Welcome to American Blues Theater’s 30th anniversary season “Seeing is Believing”. To date, our theater has operated and created art through five presidencies: Ronald Reagan, George H. W. Bush, Bill Clinton, George W. Bush, and Barack Obama. During the run of this production, the 2016 presidential primaries will shape the November election. In a year from now, the new president will move into the chief executive’s residence. This president will set his or her policy goals and vision. Our country and world will acclimatize to this new standard. The White House domestic staff will undertake an additional charge – to adapt more familiarly to another president’s personal preferences.

Imagine bearing witness to the internal secret workings of the White House for decades. Now imagine living those years as an African American before civil rights. Alonzo Fields was the first African American to be promoted to chief butler. He wrote in his book My 21 Years in the White House: “Boys, remember that we are helping to make history. We have a small part…but they can’t do much here without us.”

We proudly share his story with Chicago. As Mr. Fields’ niece Loretta Fields told The Indianapolis Star: “I look at him as a trailblazer. He paved the way to other opportunities.”
-Gwendolyn Whiteside

LOOKING OVER THE PRESIDENT’S SHOULDER is a one-person play. Why? It was my instinct from the beginning to write this play for one actor. There is something intimate and exhilarating and shared about watching one character tell his or her story. As an audience, we feel close to that character, we feel as though we’ve been cast as his confidant, we feel essential to the experience. We’re here to hear a story.
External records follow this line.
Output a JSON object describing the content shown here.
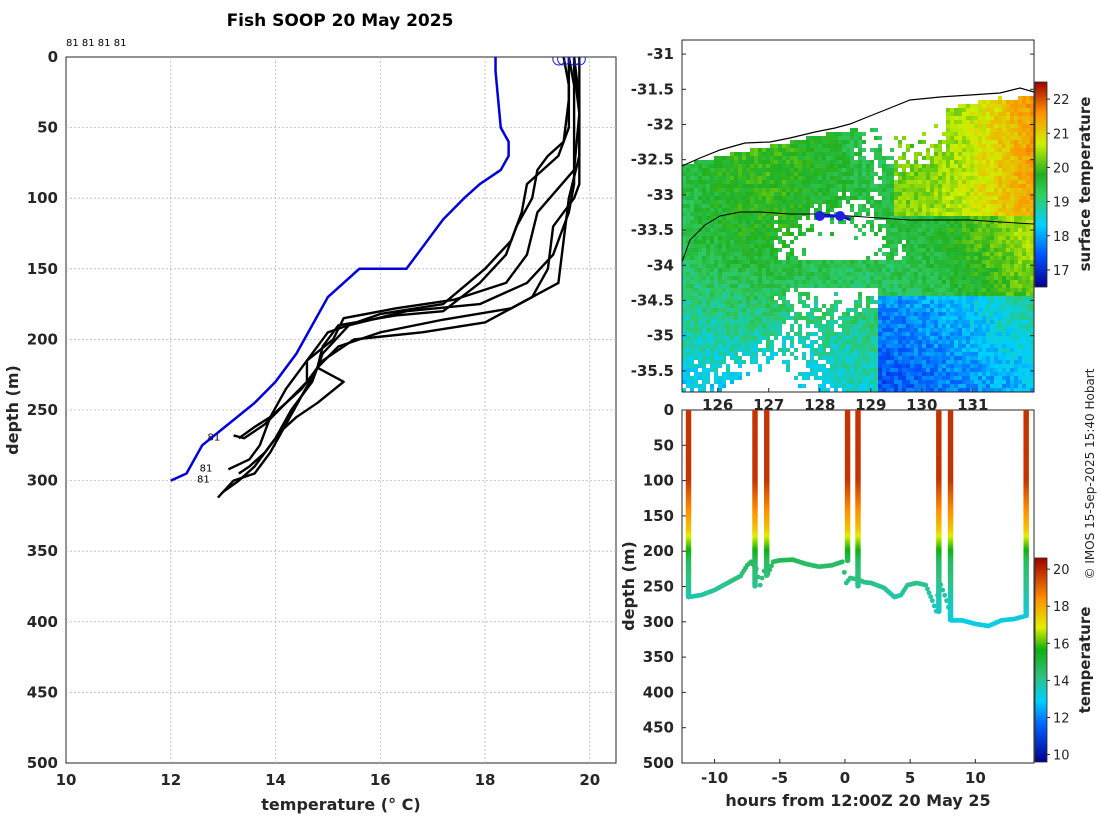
{
  "chart_data": [
    {
      "type": "line",
      "title": "Fish SOOP 20 May 2025",
      "xlabel": "temperature (° C)",
      "ylabel": "depth (m)",
      "xlim": [
        10,
        20.5
      ],
      "ylim": [
        500,
        0
      ],
      "xticks": [
        "10",
        "12",
        "14",
        "16",
        "18",
        "20"
      ],
      "yticks": [
        "0",
        "50",
        "100",
        "150",
        "200",
        "250",
        "300",
        "350",
        "400",
        "450",
        "500"
      ],
      "top_labels": "81 81 81 81",
      "end_labels": [
        "81",
        "81",
        "81"
      ],
      "climatology": {
        "name": "climatology",
        "color": "#0000dd",
        "points": [
          [
            18.2,
            0
          ],
          [
            18.2,
            10
          ],
          [
            18.25,
            30
          ],
          [
            18.3,
            50
          ],
          [
            18.45,
            60
          ],
          [
            18.45,
            70
          ],
          [
            18.3,
            80
          ],
          [
            17.9,
            90
          ],
          [
            17.6,
            100
          ],
          [
            17.2,
            115
          ],
          [
            16.9,
            130
          ],
          [
            16.5,
            150
          ],
          [
            15.6,
            150
          ],
          [
            15.0,
            170
          ],
          [
            14.7,
            190
          ],
          [
            14.4,
            210
          ],
          [
            14.0,
            230
          ],
          [
            13.6,
            245
          ],
          [
            13.1,
            260
          ],
          [
            12.6,
            275
          ],
          [
            12.3,
            295
          ],
          [
            12.0,
            300
          ]
        ]
      },
      "casts": [
        {
          "name": "cast 1",
          "points": [
            [
              19.6,
              0
            ],
            [
              19.7,
              20
            ],
            [
              19.7,
              60
            ],
            [
              19.7,
              90
            ],
            [
              19.6,
              110
            ],
            [
              19.3,
              140
            ],
            [
              18.8,
              160
            ],
            [
              17.9,
              175
            ],
            [
              16.5,
              180
            ],
            [
              15.4,
              190
            ],
            [
              14.9,
              210
            ],
            [
              14.7,
              230
            ],
            [
              14.3,
              250
            ],
            [
              14.0,
              270
            ],
            [
              13.6,
              290
            ],
            [
              13.3,
              300
            ],
            [
              13.0,
              308
            ]
          ]
        },
        {
          "name": "cast 2",
          "points": [
            [
              19.7,
              0
            ],
            [
              19.8,
              30
            ],
            [
              19.8,
              70
            ],
            [
              19.6,
              100
            ],
            [
              19.5,
              130
            ],
            [
              19.4,
              160
            ],
            [
              18.5,
              178
            ],
            [
              17.2,
              186
            ],
            [
              16.0,
              195
            ],
            [
              15.2,
              205
            ],
            [
              14.8,
              220
            ],
            [
              14.5,
              240
            ],
            [
              14.2,
              260
            ],
            [
              13.9,
              280
            ],
            [
              13.6,
              295
            ],
            [
              13.2,
              300
            ],
            [
              12.9,
              312
            ]
          ]
        },
        {
          "name": "cast 3",
          "points": [
            [
              19.5,
              0
            ],
            [
              19.6,
              20
            ],
            [
              19.6,
              50
            ],
            [
              19.4,
              70
            ],
            [
              19.1,
              80
            ],
            [
              18.8,
              90
            ],
            [
              18.7,
              110
            ],
            [
              18.5,
              130
            ],
            [
              18.0,
              150
            ],
            [
              17.2,
              175
            ],
            [
              16.0,
              182
            ],
            [
              15.0,
              195
            ],
            [
              14.6,
              215
            ],
            [
              14.2,
              235
            ],
            [
              13.9,
              255
            ],
            [
              13.7,
              275
            ],
            [
              13.5,
              285
            ],
            [
              13.1,
              292
            ]
          ]
        },
        {
          "name": "cast 4",
          "points": [
            [
              19.8,
              0
            ],
            [
              19.8,
              40
            ],
            [
              19.8,
              90
            ],
            [
              19.7,
              100
            ],
            [
              19.3,
              120
            ],
            [
              19.2,
              150
            ],
            [
              18.9,
              170
            ],
            [
              18.0,
              188
            ],
            [
              16.8,
              195
            ],
            [
              15.5,
              200
            ],
            [
              14.9,
              215
            ],
            [
              14.5,
              235
            ],
            [
              14.2,
              245
            ],
            [
              13.8,
              260
            ],
            [
              13.4,
              270
            ],
            [
              13.2,
              268
            ]
          ]
        },
        {
          "name": "cast 5",
          "points": [
            [
              19.7,
              0
            ],
            [
              19.7,
              10
            ],
            [
              19.8,
              40
            ],
            [
              19.7,
              80
            ],
            [
              19.0,
              110
            ],
            [
              18.8,
              140
            ],
            [
              18.4,
              160
            ],
            [
              17.4,
              172
            ],
            [
              16.3,
              178
            ],
            [
              15.3,
              185
            ],
            [
              15.1,
              200
            ],
            [
              14.6,
              215
            ],
            [
              14.6,
              230
            ],
            [
              14.2,
              245
            ],
            [
              13.9,
              255
            ],
            [
              13.6,
              262
            ],
            [
              13.3,
              270
            ]
          ]
        },
        {
          "name": "cast 6",
          "points": [
            [
              19.6,
              0
            ],
            [
              19.6,
              30
            ],
            [
              19.5,
              60
            ],
            [
              19.2,
              70
            ],
            [
              19.0,
              80
            ],
            [
              18.9,
              100
            ],
            [
              18.6,
              120
            ],
            [
              18.4,
              140
            ],
            [
              17.9,
              160
            ],
            [
              17.2,
              180
            ],
            [
              16.3,
              183
            ],
            [
              15.2,
              190
            ],
            [
              14.9,
              205
            ],
            [
              14.8,
              220
            ],
            [
              15.3,
              230
            ],
            [
              14.8,
              245
            ],
            [
              14.4,
              255
            ],
            [
              14.1,
              265
            ],
            [
              13.8,
              280
            ],
            [
              13.5,
              290
            ],
            [
              13.3,
              295
            ]
          ]
        }
      ]
    },
    {
      "type": "heatmap",
      "colorbar_label": "surface temperature",
      "colorbar_ticks": [
        "17",
        "18",
        "19",
        "20",
        "21",
        "22"
      ],
      "colorbar_range": [
        16.5,
        22.5
      ],
      "xlim": [
        125.3,
        132.2
      ],
      "ylim": [
        -35.8,
        -30.8
      ],
      "xticks": [
        "126",
        "127",
        "128",
        "129",
        "130",
        "131"
      ],
      "yticks": [
        "-31",
        "-31.5",
        "-32",
        "-32.5",
        "-33",
        "-33.5",
        "-34",
        "-34.5",
        "-35",
        "-35.5"
      ],
      "track": [
        [
          128.0,
          -33.3
        ],
        [
          128.2,
          -33.3
        ],
        [
          128.4,
          -33.3
        ],
        [
          128.6,
          -33.35
        ]
      ]
    },
    {
      "type": "scatter",
      "xlabel": "hours from 12:00Z 20 May 25",
      "ylabel": "depth (m)",
      "colorbar_label": "temperature",
      "colorbar_ticks": [
        "10",
        "12",
        "14",
        "16",
        "18",
        "20"
      ],
      "colorbar_range": [
        9.6,
        20.6
      ],
      "xlim": [
        -12.5,
        14.5
      ],
      "ylim": [
        500,
        0
      ],
      "xticks": [
        "-10",
        "-5",
        "0",
        "5",
        "10"
      ],
      "yticks": [
        "0",
        "50",
        "100",
        "150",
        "200",
        "250",
        "300",
        "350",
        "400",
        "450",
        "500"
      ],
      "bottom_track": [
        [
          -12,
          265
        ],
        [
          -11,
          262
        ],
        [
          -10,
          255
        ],
        [
          -9,
          245
        ],
        [
          -8,
          235
        ],
        [
          -7.5,
          220
        ],
        [
          -7.2,
          215
        ],
        [
          -6.8,
          225
        ],
        [
          -6.5,
          248
        ],
        [
          -6.2,
          228
        ],
        [
          -5.9,
          232
        ],
        [
          -5.5,
          215
        ],
        [
          -5,
          213
        ],
        [
          -4,
          212
        ],
        [
          -3,
          218
        ],
        [
          -2,
          222
        ],
        [
          -1,
          220
        ],
        [
          -0.2,
          215
        ],
        [
          0.1,
          245
        ],
        [
          0.4,
          238
        ],
        [
          1,
          240
        ],
        [
          1.5,
          244
        ],
        [
          2,
          245
        ],
        [
          3,
          252
        ],
        [
          3.8,
          265
        ],
        [
          4.3,
          262
        ],
        [
          4.8,
          248
        ],
        [
          5.5,
          245
        ],
        [
          6.2,
          248
        ],
        [
          6.7,
          270
        ],
        [
          7.0,
          285
        ],
        [
          7.2,
          240
        ],
        [
          7.8,
          270
        ],
        [
          8.2,
          298
        ],
        [
          9,
          298
        ],
        [
          10,
          303
        ],
        [
          11,
          306
        ],
        [
          12,
          298
        ],
        [
          13,
          296
        ],
        [
          13.8,
          292
        ]
      ],
      "casts_hours": [
        -12,
        -6.9,
        -6.0,
        0.2,
        1.0,
        7.2,
        8.1,
        13.9
      ],
      "cast_bottoms": [
        265,
        250,
        235,
        215,
        250,
        285,
        298,
        292
      ]
    }
  ],
  "side_note": "© IMOS 15-Sep-2025 15:40 Hobart"
}
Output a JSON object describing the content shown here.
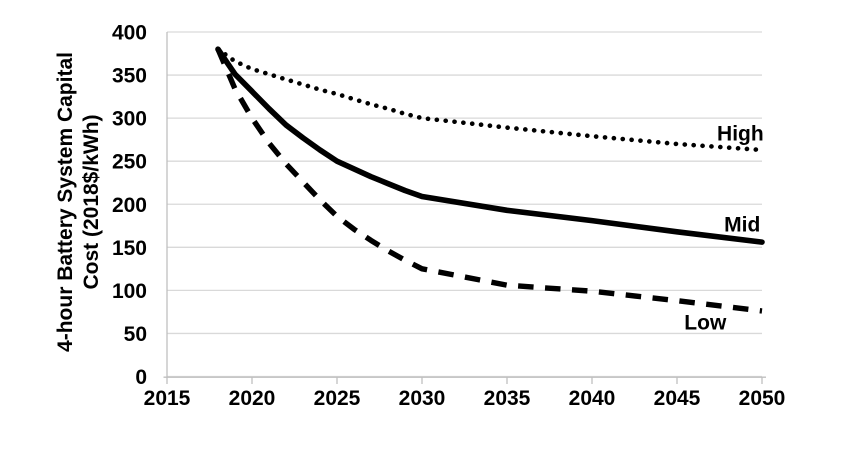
{
  "chart_data": {
    "type": "line",
    "title": "",
    "xlabel": "",
    "ylabel": "4-hour Battery System Capital Cost (2018$/kWh)",
    "ylabel_lines": [
      "4-hour Battery System Capital",
      "Cost (2018$/kWh)"
    ],
    "xlim": [
      2015,
      2050
    ],
    "ylim": [
      0,
      400
    ],
    "xticks": [
      2015,
      2020,
      2025,
      2030,
      2035,
      2040,
      2045,
      2050
    ],
    "yticks": [
      0,
      50,
      100,
      150,
      200,
      250,
      300,
      350,
      400
    ],
    "grid": {
      "horizontal": true,
      "vertical": false
    },
    "legend_position": "inline-annotations",
    "colors": {
      "series": "#000000",
      "gridline": "#d9d9d9",
      "axis": "#bfbfbf",
      "text": "#000000",
      "background": "#ffffff"
    },
    "x": [
      2018,
      2019,
      2020,
      2021,
      2022,
      2023,
      2024,
      2025,
      2026,
      2027,
      2028,
      2029,
      2030,
      2035,
      2040,
      2045,
      2050
    ],
    "series": [
      {
        "name": "High",
        "style": "dotted",
        "values": [
          380,
          366,
          357,
          351,
          345,
          339,
          333,
          328,
          322,
          316,
          311,
          305,
          300,
          289,
          279,
          270,
          263
        ]
      },
      {
        "name": "Mid",
        "style": "solid",
        "values": [
          380,
          351,
          331,
          311,
          292,
          277,
          263,
          250,
          241,
          232,
          224,
          216,
          209,
          193,
          181,
          168,
          156
        ]
      },
      {
        "name": "Low",
        "style": "dashed",
        "values": [
          380,
          334,
          300,
          271,
          247,
          226,
          205,
          186,
          171,
          158,
          146,
          135,
          125,
          106,
          99,
          88,
          76
        ]
      }
    ],
    "annotations": [
      {
        "text": "High",
        "year": 2050.1,
        "value": 274,
        "anchor": "end"
      },
      {
        "text": "Mid",
        "year": 2049.9,
        "value": 168.5,
        "anchor": "end"
      },
      {
        "text": "Low",
        "year": 2047.9,
        "value": 54.5,
        "anchor": "end"
      }
    ]
  }
}
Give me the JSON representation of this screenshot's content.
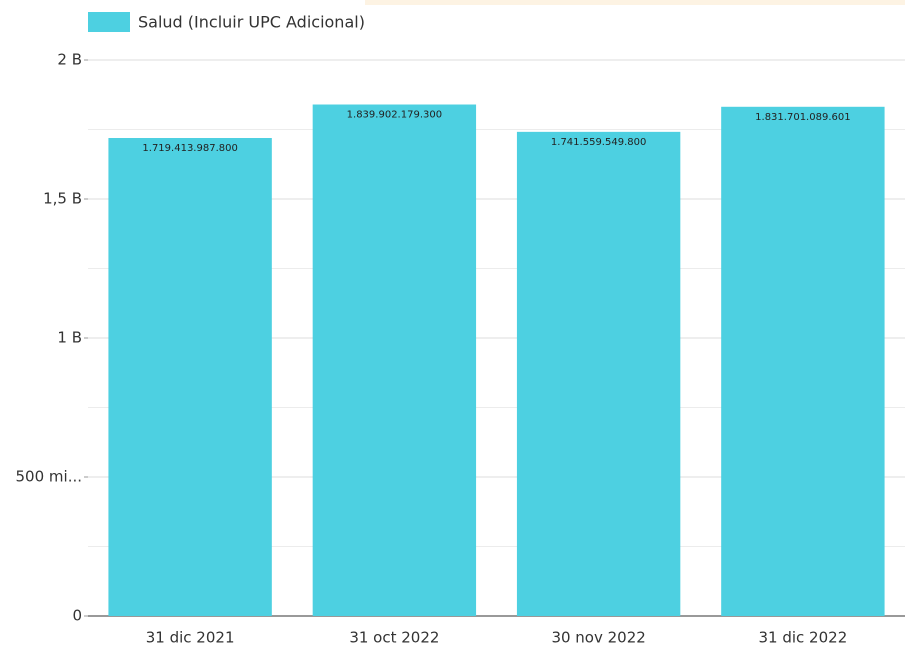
{
  "chart_data": {
    "type": "bar",
    "categories": [
      "31 dic 2021",
      "31 oct 2022",
      "30 nov 2022",
      "31 dic 2022"
    ],
    "series": [
      {
        "name": "Salud (Incluir UPC Adicional)",
        "color": "#4dd0e1",
        "values": [
          1719413987800,
          1839902179300,
          1741559549800,
          1831701089601
        ],
        "value_labels": [
          "1.719.413.987.800",
          "1.839.902.179.300",
          "1.741.559.549.800",
          "1.831.701.089.601"
        ]
      }
    ],
    "ylim": [
      0,
      2000000000000
    ],
    "yticks": [
      0,
      {
        "value": 500000000000,
        "label": "500 mi..."
      },
      {
        "value": 1000000000000,
        "label": "1 B"
      },
      {
        "value": 1500000000000,
        "label": "1,5 B"
      },
      {
        "value": 2000000000000,
        "label": "2 B"
      }
    ],
    "minor_yticks": [
      250000000000,
      750000000000,
      1250000000000,
      1750000000000
    ],
    "grid": true,
    "legend": "top-left"
  }
}
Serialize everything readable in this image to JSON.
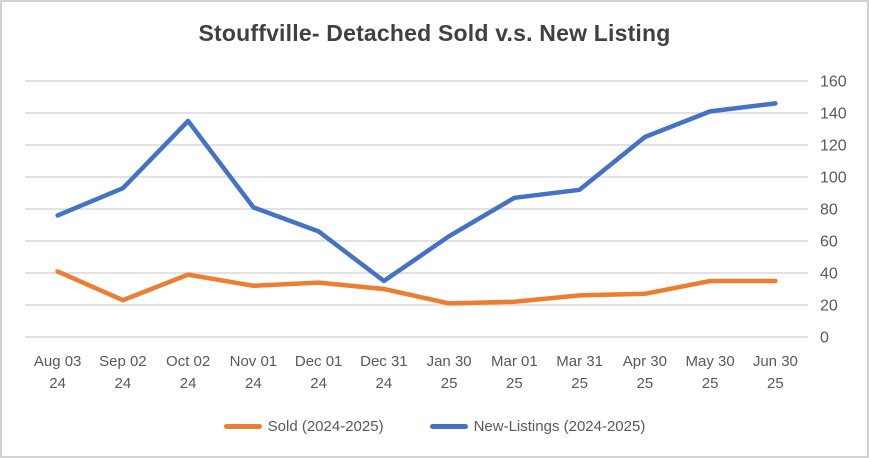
{
  "chart_data": {
    "type": "line",
    "title": "Stouffville- Detached Sold v.s. New Listing",
    "categories": [
      {
        "date": "Aug 03",
        "year": "24"
      },
      {
        "date": "Sep 02",
        "year": "24"
      },
      {
        "date": "Oct 02",
        "year": "24"
      },
      {
        "date": "Nov 01",
        "year": "24"
      },
      {
        "date": "Dec 01",
        "year": "24"
      },
      {
        "date": "Dec 31",
        "year": "24"
      },
      {
        "date": "Jan 30",
        "year": "25"
      },
      {
        "date": "Mar 01",
        "year": "25"
      },
      {
        "date": "Mar 31",
        "year": "25"
      },
      {
        "date": "Apr 30",
        "year": "25"
      },
      {
        "date": "May 30",
        "year": "25"
      },
      {
        "date": "Jun 30",
        "year": "25"
      }
    ],
    "series": [
      {
        "name": "Sold (2024-2025)",
        "color": "#ED7D31",
        "values": [
          41,
          23,
          39,
          32,
          34,
          30,
          21,
          22,
          26,
          27,
          35,
          35
        ]
      },
      {
        "name": "New-Listings (2024-2025)",
        "color": "#4472C4",
        "values": [
          76,
          93,
          135,
          81,
          66,
          35,
          63,
          87,
          92,
          125,
          141,
          146
        ]
      }
    ],
    "y_axis": {
      "min": 0,
      "max": 160,
      "step": 20,
      "ticks": [
        0,
        20,
        40,
        60,
        80,
        100,
        120,
        140,
        160
      ],
      "position": "right"
    },
    "grid": true,
    "legend_position": "bottom"
  },
  "colors": {
    "gridline": "#D9D9D9",
    "axis_text": "#595959",
    "title_text": "#404040",
    "frame_border": "#D2D2D2",
    "background": "#FFFFFF"
  }
}
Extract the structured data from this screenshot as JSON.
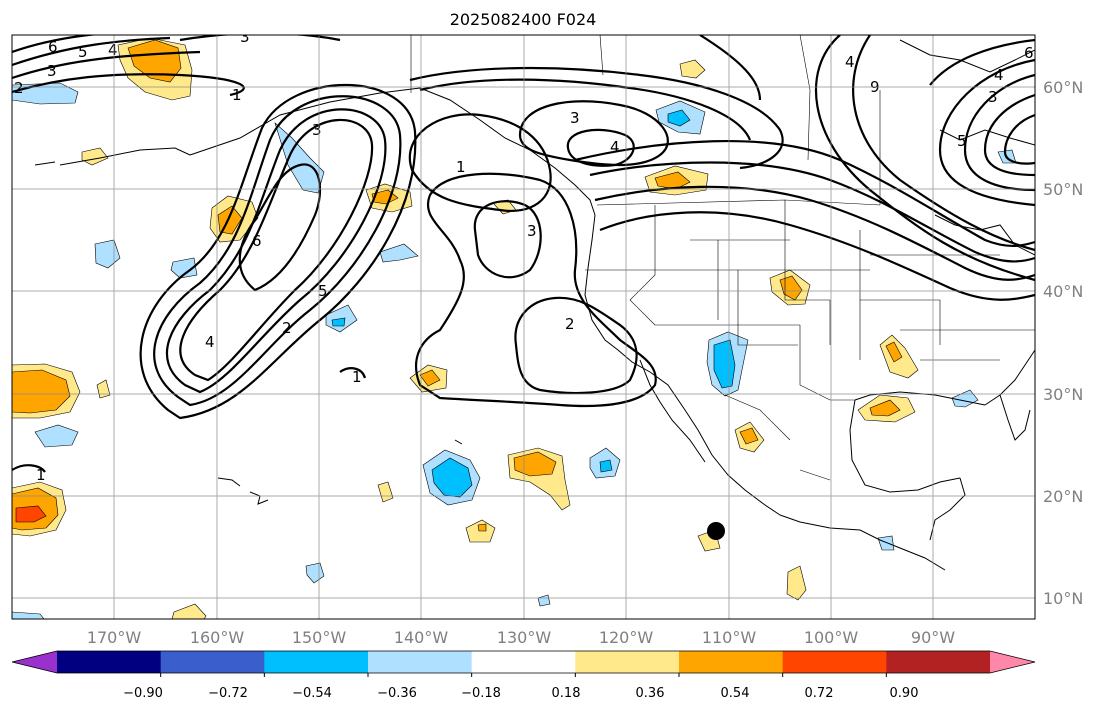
{
  "title": "2025082400 F024",
  "map": {
    "lon_labels": [
      "170°W",
      "160°W",
      "150°W",
      "140°W",
      "130°W",
      "120°W",
      "110°W",
      "100°W",
      "90°W"
    ],
    "lat_labels": [
      "60°N",
      "50°N",
      "40°N",
      "30°N",
      "20°N",
      "10°N"
    ],
    "contour_labels": [
      "6",
      "5",
      "4",
      "3",
      "2",
      "1",
      "3",
      "4",
      "3",
      "1",
      "3",
      "2",
      "1",
      "2",
      "4",
      "6",
      "5",
      "4",
      "9",
      "3",
      "4",
      "5",
      "6",
      "3",
      "1"
    ],
    "marker": "black-dot"
  },
  "colorbar": {
    "tick_labels": [
      "−0.90",
      "−0.72",
      "−0.54",
      "−0.36",
      "−0.18",
      "0.18",
      "0.36",
      "0.54",
      "0.72",
      "0.90"
    ],
    "colors": [
      "#9932cc",
      "#000080",
      "#3a5fcd",
      "#00bfff",
      "#afe0ff",
      "#ffffff",
      "#ffe98a",
      "#ffa500",
      "#ff4500",
      "#b22222",
      "#ff88aa"
    ]
  }
}
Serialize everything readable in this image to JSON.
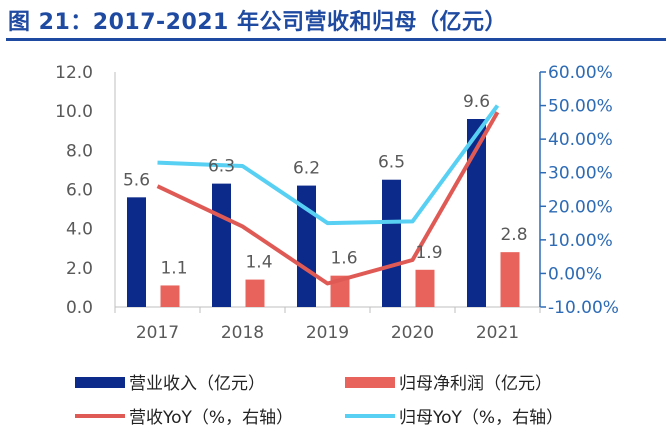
{
  "title": "图 21：2017-2021 年公司营收和归母（亿元）",
  "colors": {
    "title": "#1f4aa1",
    "revenue_bar": "#0c2a8a",
    "net_profit_bar": "#e8635c",
    "revenue_yoy_line": "#e05a55",
    "net_profit_yoy_line": "#57d0f3",
    "right_axis": "#2e6bb5"
  },
  "chart_data": {
    "type": "bar",
    "categories": [
      "2017",
      "2018",
      "2019",
      "2020",
      "2021"
    ],
    "series": [
      {
        "name": "营业收入（亿元）",
        "type": "bar",
        "axis": "left",
        "values": [
          5.6,
          6.3,
          6.2,
          6.5,
          9.6
        ],
        "labels": [
          "5.6",
          "6.3",
          "6.2",
          "6.5",
          "9.6"
        ]
      },
      {
        "name": "归母净利润（亿元）",
        "type": "bar",
        "axis": "left",
        "values": [
          1.1,
          1.4,
          1.6,
          1.9,
          2.8
        ],
        "labels": [
          "1.1",
          "1.4",
          "1.6",
          "1.9",
          "2.8"
        ]
      },
      {
        "name": "营收YoY（%，右轴）",
        "type": "line",
        "axis": "right",
        "values": [
          26,
          14,
          -3,
          4,
          48
        ]
      },
      {
        "name": "归母YoY（%，右轴）",
        "type": "line",
        "axis": "right",
        "values": [
          33,
          32,
          15,
          15.5,
          50
        ]
      }
    ],
    "y_left": {
      "min": 0,
      "max": 12,
      "ticks": [
        "0.0",
        "2.0",
        "4.0",
        "6.0",
        "8.0",
        "10.0",
        "12.0"
      ]
    },
    "y_right": {
      "min": -10,
      "max": 60,
      "ticks": [
        "-10.00%",
        "0.00%",
        "10.00%",
        "20.00%",
        "30.00%",
        "40.00%",
        "50.00%",
        "60.00%"
      ]
    },
    "legend_position": "bottom",
    "grid": false
  }
}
And on a technical level, there is something dangerous and thrilling about watching one actor bravely inhabit the stage for 90 minutes. But secretly, there was more to it than that.

As the chief butler in the White House, Alonzo Fields was required to be silent, to stare straight ahead, not to smile or acknowledge any of the conversations taking place. As an African American in the White House from 1931 to 1953, he stood behind four presidents as the country struggled with its complicated history of racism and classism. I remember feeling there was something perfectly subversive and bold about a one-man play whose character hadn’t been allowed to talk on the job. Finally, Alonzo Fields would get to tell his story. Through the years and the play’s many productions, I’ve also discovered there were many audiences who have wanted to hear his story.

If you’re like me, you might never have heard of Alonzo Fields. I first ran across his name in 1999 while doing research on another project. It was the beginning of my fascination and obsession with Alonzo Fields. Soon I was making phone calls to the Harry S. Truman Library in Independence, Missouri, to the White House, and the Smithsonian. I would travel to Boston and spend time with Alonzo Fields’ second wife, Mayland (who is still living). I would travel to Washington, D.C. and talk to White House staff, spend time in the White House kitchen, the butler’s pantry, and walk up and down the back stairs. I would also walk across Pennsylvania Avenue, sit on a park bench, and look back at the White House — just as Alonzo Fields does in the play. Many years and many productions later, with the American Blues production I’m reminded anew what a wonderful man Fields was, what a complicated moment in history he shares with us, and what a unique role he played. He really was “in the front row watching the passing parade of history…”

Alonzo Fields died in 1994, so I’ll never know what he might have thought about the play and all the attention he’s gotten through the many actors who have played him. If he were here, there are things I’d love to ask him. But mostly I’d want to say thank you. Thank you for teaching me about living a life with grace and elegance, about doing a job with a sense of purpose and pride, and about being an artist who served dinner to four presidents and their families — but served his country too.